Staff profile: Mark Reynolds

Manager of Support Services, Technology Support Services, IT

Former Bell Labs software developer has a data networking patent. Plans to run fifth Chicago Marathon next month.

Mark Reynolds
photo by Stephen Anzaldi

What do you do? I manage the centralized support of services that IT provides to faculty, staff and students, including computer network connectivity and software support. The support team consists of five full-time technical staff members and roughly 70 student employees. Our responsibilities include the Support Center, Residential Networking, software support and Web development.

What was the highlight of your work before Northwestern? I was a developer and manager of data networking and wireless software for Bell Labs, and a director at Tellabs. I have a patent for a software product I developed at Bell Labs. I created it at the time AT&T/Bell Labs ran the nation’s long distance phone network. The patent is for data networking software that is used primarily in the U.S. and Japan to connect regionally based operators to local databases throughout the country.

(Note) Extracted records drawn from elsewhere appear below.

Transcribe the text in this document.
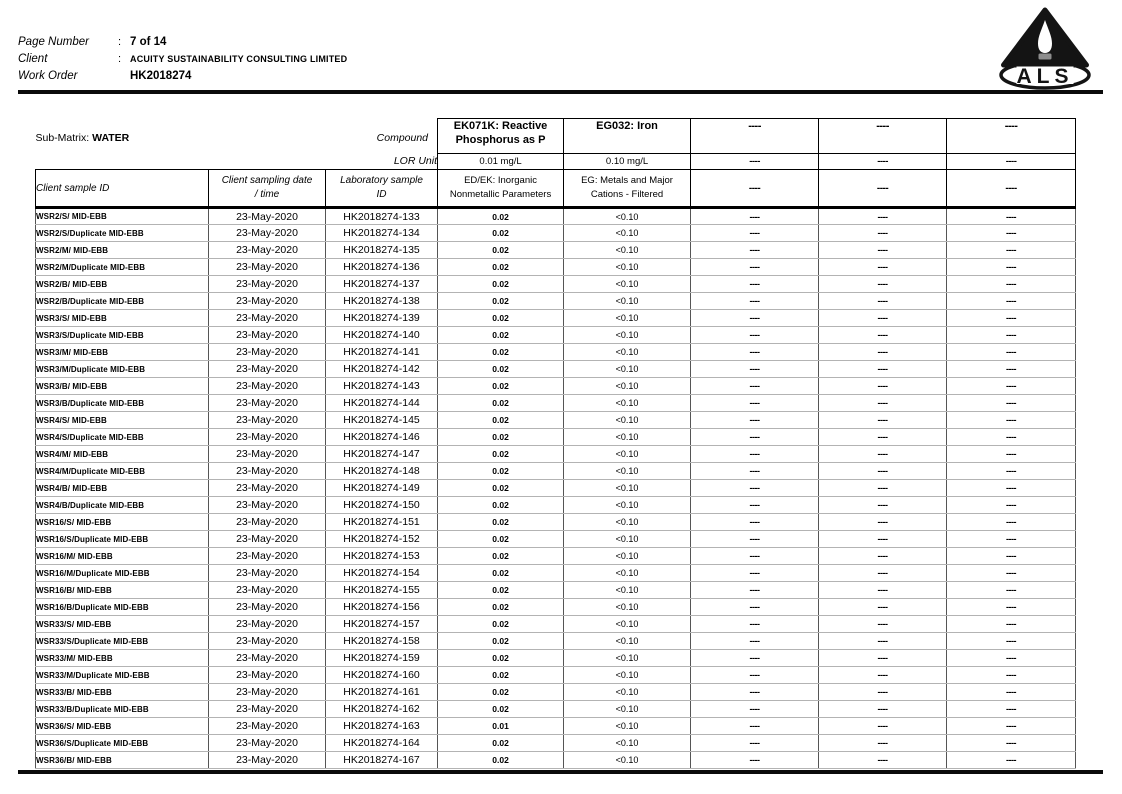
Page Number	: 7 of 14
Client	: ACUITY SUSTAINABILITY CONSULTING LIMITED
Work Order	HK2018274	ALS
Sub-Matrix: WATER Compound			EK071K: Reactive
Phosphorus as P	EG032: Iron	----	----	----
LOR Unit			0.01 mg/L	0.10 mg/L	----	----	----
Client sample ID	Client sampling date
/ time	Laboratory sample
ID	ED/EK: Inorganic
Nonmetallic Parameters	EG: Metals and Major
Cations - Filtered	----	----	----
WSR2/S/ MID-EBB	23-May-2020	HK2018274-133	0.02	<0.10	----	----	----
WSR2/S/Duplicate MID-EBB	23-May-2020	HK2018274-134	0.02	<0.10	----	----	----
WSR2/M/ MID-EBB	23-May-2020	HK2018274-135	0.02	<0.10	----	----	----
WSR2/M/Duplicate MID-EBB	23-May-2020	HK2018274-136	0.02	<0.10	----	----	----
WSR2/B/ MID-EBB	23-May-2020	HK2018274-137	0.02	<0.10	----	----	----
WSR2/B/Duplicate MID-EBB	23-May-2020	HK2018274-138	0.02	<0.10	----	----	----
WSR3/S/ MID-EBB	23-May-2020	HK2018274-139	0.02	<0.10	----	----	----
WSR3/S/Duplicate MID-EBB	23-May-2020	HK2018274-140	0.02	<0.10	----	----	----
WSR3/M/ MID-EBB	23-May-2020	HK2018274-141	0.02	<0.10	----	----	----
WSR3/M/Duplicate MID-EBB	23-May-2020	HK2018274-142	0.02	<0.10	----	----	----
WSR3/B/ MID-EBB	23-May-2020	HK2018274-143	0.02	<0.10	----	----	----
WSR3/B/Duplicate MID-EBB	23-May-2020	HK2018274-144	0.02	<0.10	----	----	----
WSR4/S/ MID-EBB	23-May-2020	HK2018274-145	0.02	<0.10	----	----	----
WSR4/S/Duplicate MID-EBB	23-May-2020	HK2018274-146	0.02	<0.10	----	----	----
WSR4/M/ MID-EBB	23-May-2020	HK2018274-147	0.02	<0.10	----	----	----
WSR4/M/Duplicate MID-EBB	23-May-2020	HK2018274-148	0.02	<0.10	----	----	----
WSR4/B/ MID-EBB	23-May-2020	HK2018274-149	0.02	<0.10	----	----	----
WSR4/B/Duplicate MID-EBB	23-May-2020	HK2018274-150	0.02	<0.10	----	----	----
WSR16/S/ MID-EBB	23-May-2020	HK2018274-151	0.02	<0.10	----	----	----
WSR16/S/Duplicate MID-EBB	23-May-2020	HK2018274-152	0.02	<0.10	----	----	----
WSR16/M/ MID-EBB	23-May-2020	HK2018274-153	0.02	<0.10	----	----	----
WSR16/M/Duplicate MID-EBB	23-May-2020	HK2018274-154	0.02	<0.10	----	----	----
WSR16/B/ MID-EBB	23-May-2020	HK2018274-155	0.02	<0.10	----	----	----
WSR16/B/Duplicate MID-EBB	23-May-2020	HK2018274-156	0.02	<0.10	----	----	----
WSR33/S/ MID-EBB	23-May-2020	HK2018274-157	0.02	<0.10	----	----	----
WSR33/S/Duplicate MID-EBB	23-May-2020	HK2018274-158	0.02	<0.10	----	----	----
WSR33/M/ MID-EBB	23-May-2020	HK2018274-159	0.02	<0.10	----	----	----
WSR33/M/Duplicate MID-EBB	23-May-2020	HK2018274-160	0.02	<0.10	----	----	----
WSR33/B/ MID-EBB	23-May-2020	HK2018274-161	0.02	<0.10	----	----	----
WSR33/B/Duplicate MID-EBB	23-May-2020	HK2018274-162	0.02	<0.10	----	----	----
WSR36/S/ MID-EBB	23-May-2020	HK2018274-163	0.01	<0.10	----	----	----
WSR36/S/Duplicate MID-EBB	23-May-2020	HK2018274-164	0.02	<0.10	----	----	----
WSR36/B/ MID-EBB	23-May-2020	HK2018274-167	0.02	<0.10	----	----	----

In your free time, you like to run? I’ve been running for more than 30 years. I started to do it for stress relief while in graduate school. I would go out in the mornings or at lunch for three miles a day. After a while I needed longer distances, so it kind of grew on me.

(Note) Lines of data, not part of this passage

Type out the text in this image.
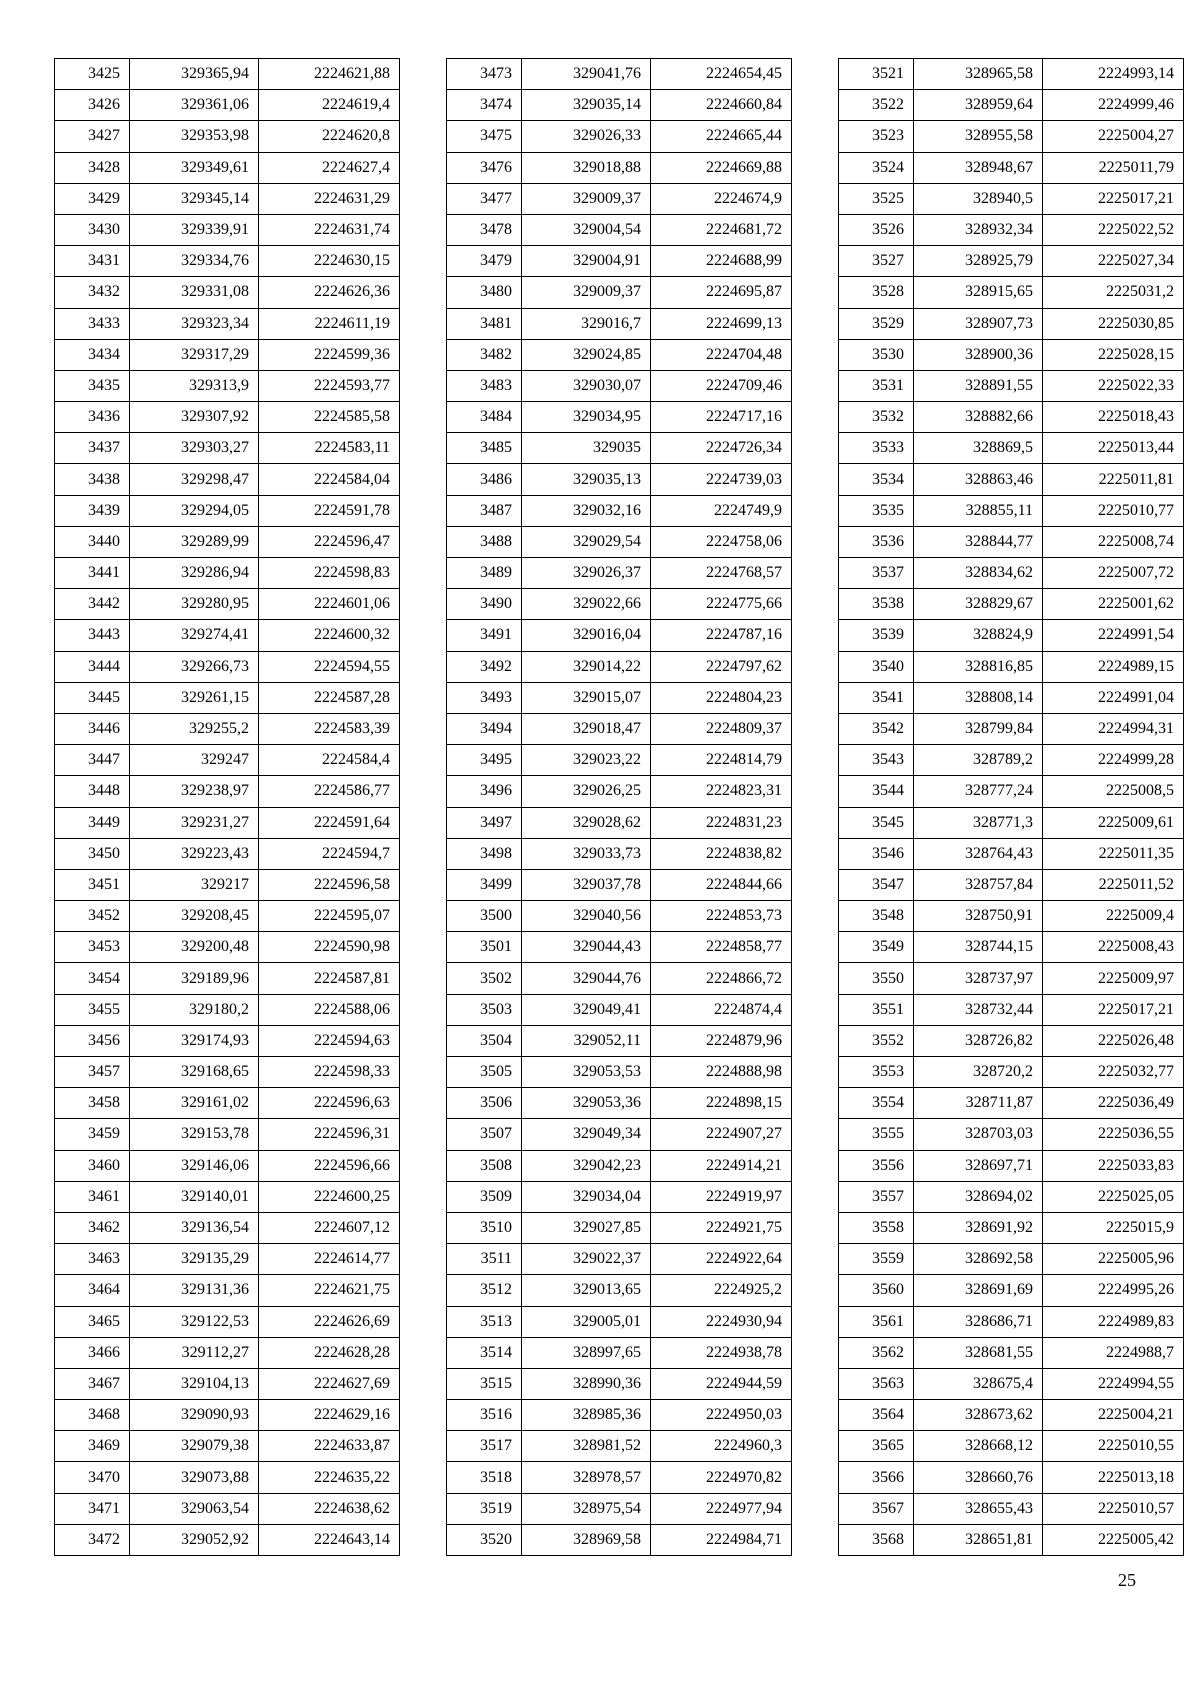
3425	329365,94	2224621,88
3426	329361,06	2224619,4
3427	329353,98	2224620,8
3428	329349,61	2224627,4
3429	329345,14	2224631,29
3430	329339,91	2224631,74
3431	329334,76	2224630,15
3432	329331,08	2224626,36
3433	329323,34	2224611,19
3434	329317,29	2224599,36
3435	329313,9	2224593,77
3436	329307,92	2224585,58
3437	329303,27	2224583,11
3438	329298,47	2224584,04
3439	329294,05	2224591,78
3440	329289,99	2224596,47
3441	329286,94	2224598,83
3442	329280,95	2224601,06
3443	329274,41	2224600,32
3444	329266,73	2224594,55
3445	329261,15	2224587,28
3446	329255,2	2224583,39
3447	329247	2224584,4
3448	329238,97	2224586,77
3449	329231,27	2224591,64
3450	329223,43	2224594,7
3451	329217	2224596,58
3452	329208,45	2224595,07
3453	329200,48	2224590,98
3454	329189,96	2224587,81
3455	329180,2	2224588,06
3456	329174,93	2224594,63
3457	329168,65	2224598,33
3458	329161,02	2224596,63
3459	329153,78	2224596,31
3460	329146,06	2224596,66
3461	329140,01	2224600,25
3462	329136,54	2224607,12
3463	329135,29	2224614,77
3464	329131,36	2224621,75
3465	329122,53	2224626,69
3466	329112,27	2224628,28
3467	329104,13	2224627,69
3468	329090,93	2224629,16
3469	329079,38	2224633,87
3470	329073,88	2224635,22
3471	329063,54	2224638,62
3472	329052,92	2224643,14
3473	329041,76	2224654,45
3474	329035,14	2224660,84
3475	329026,33	2224665,44
3476	329018,88	2224669,88
3477	329009,37	2224674,9
3478	329004,54	2224681,72
3479	329004,91	2224688,99
3480	329009,37	2224695,87
3481	329016,7	2224699,13
3482	329024,85	2224704,48
3483	329030,07	2224709,46
3484	329034,95	2224717,16
3485	329035	2224726,34
3486	329035,13	2224739,03
3487	329032,16	2224749,9
3488	329029,54	2224758,06
3489	329026,37	2224768,57
3490	329022,66	2224775,66
3491	329016,04	2224787,16
3492	329014,22	2224797,62
3493	329015,07	2224804,23
3494	329018,47	2224809,37
3495	329023,22	2224814,79
3496	329026,25	2224823,31
3497	329028,62	2224831,23
3498	329033,73	2224838,82
3499	329037,78	2224844,66
3500	329040,56	2224853,73
3501	329044,43	2224858,77
3502	329044,76	2224866,72
3503	329049,41	2224874,4
3504	329052,11	2224879,96
3505	329053,53	2224888,98
3506	329053,36	2224898,15
3507	329049,34	2224907,27
3508	329042,23	2224914,21
3509	329034,04	2224919,97
3510	329027,85	2224921,75
3511	329022,37	2224922,64
3512	329013,65	2224925,2
3513	329005,01	2224930,94
3514	328997,65	2224938,78
3515	328990,36	2224944,59
3516	328985,36	2224950,03
3517	328981,52	2224960,3
3518	328978,57	2224970,82
3519	328975,54	2224977,94
3520	328969,58	2224984,71
3521	328965,58	2224993,14
3522	328959,64	2224999,46
3523	328955,58	2225004,27
3524	328948,67	2225011,79
3525	328940,5	2225017,21
3526	328932,34	2225022,52
3527	328925,79	2225027,34
3528	328915,65	2225031,2
3529	328907,73	2225030,85
3530	328900,36	2225028,15
3531	328891,55	2225022,33
3532	328882,66	2225018,43
3533	328869,5	2225013,44
3534	328863,46	2225011,81
3535	328855,11	2225010,77
3536	328844,77	2225008,74
3537	328834,62	2225007,72
3538	328829,67	2225001,62
3539	328824,9	2224991,54
3540	328816,85	2224989,15
3541	328808,14	2224991,04
3542	328799,84	2224994,31
3543	328789,2	2224999,28
3544	328777,24	2225008,5
3545	328771,3	2225009,61
3546	328764,43	2225011,35
3547	328757,84	2225011,52
3548	328750,91	2225009,4
3549	328744,15	2225008,43
3550	328737,97	2225009,97
3551	328732,44	2225017,21
3552	328726,82	2225026,48
3553	328720,2	2225032,77
3554	328711,87	2225036,49
3555	328703,03	2225036,55
3556	328697,71	2225033,83
3557	328694,02	2225025,05
3558	328691,92	2225015,9
3559	328692,58	2225005,96
3560	328691,69	2224995,26
3561	328686,71	2224989,83
3562	328681,55	2224988,7
3563	328675,4	2224994,55
3564	328673,62	2225004,21
3565	328668,12	2225010,55
3566	328660,76	2225013,18
3567	328655,43	2225010,57
3568	328651,81	2225005,42
25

What’s your limit? Well, next month I’ll run my fifth Chicago Marathon in six years.

How did that come about? Some of my friends talked me into training with them. After a while I realized I was running just as fast and just as far as they were, so I decided to sign up for the marathon.

What’s the best part of race day? Just being in the middle of this huge crowd of 30,000 people and running through the Chicago streets and neighborhoods.

Do you think anyone can run the 26.2 miles? Virtually anyone can do it. But it takes persistence and a long-range plan, consistently running every day or every other day and just notching it up a little each week. It takes a fair amount of will-power too. It’s easy to drop out after 12 miles and say to yourself, “Why would I want to run any more than this?”

You have two college-age children. How does that experience help you in working with students? It keeps me current on what’s important to students and makes me feel comfortable talking to them one-on-one or even in groups.

What, do you find, is important to students? I know for a fact that being able to communicate all the time, being in constant contact, is important. The idea of teenagers working and communicating simultaneously is something I’ve become accustomed to. I never tried to change their study habits and say, “You can’t have IM going while you’re writing your term paper.”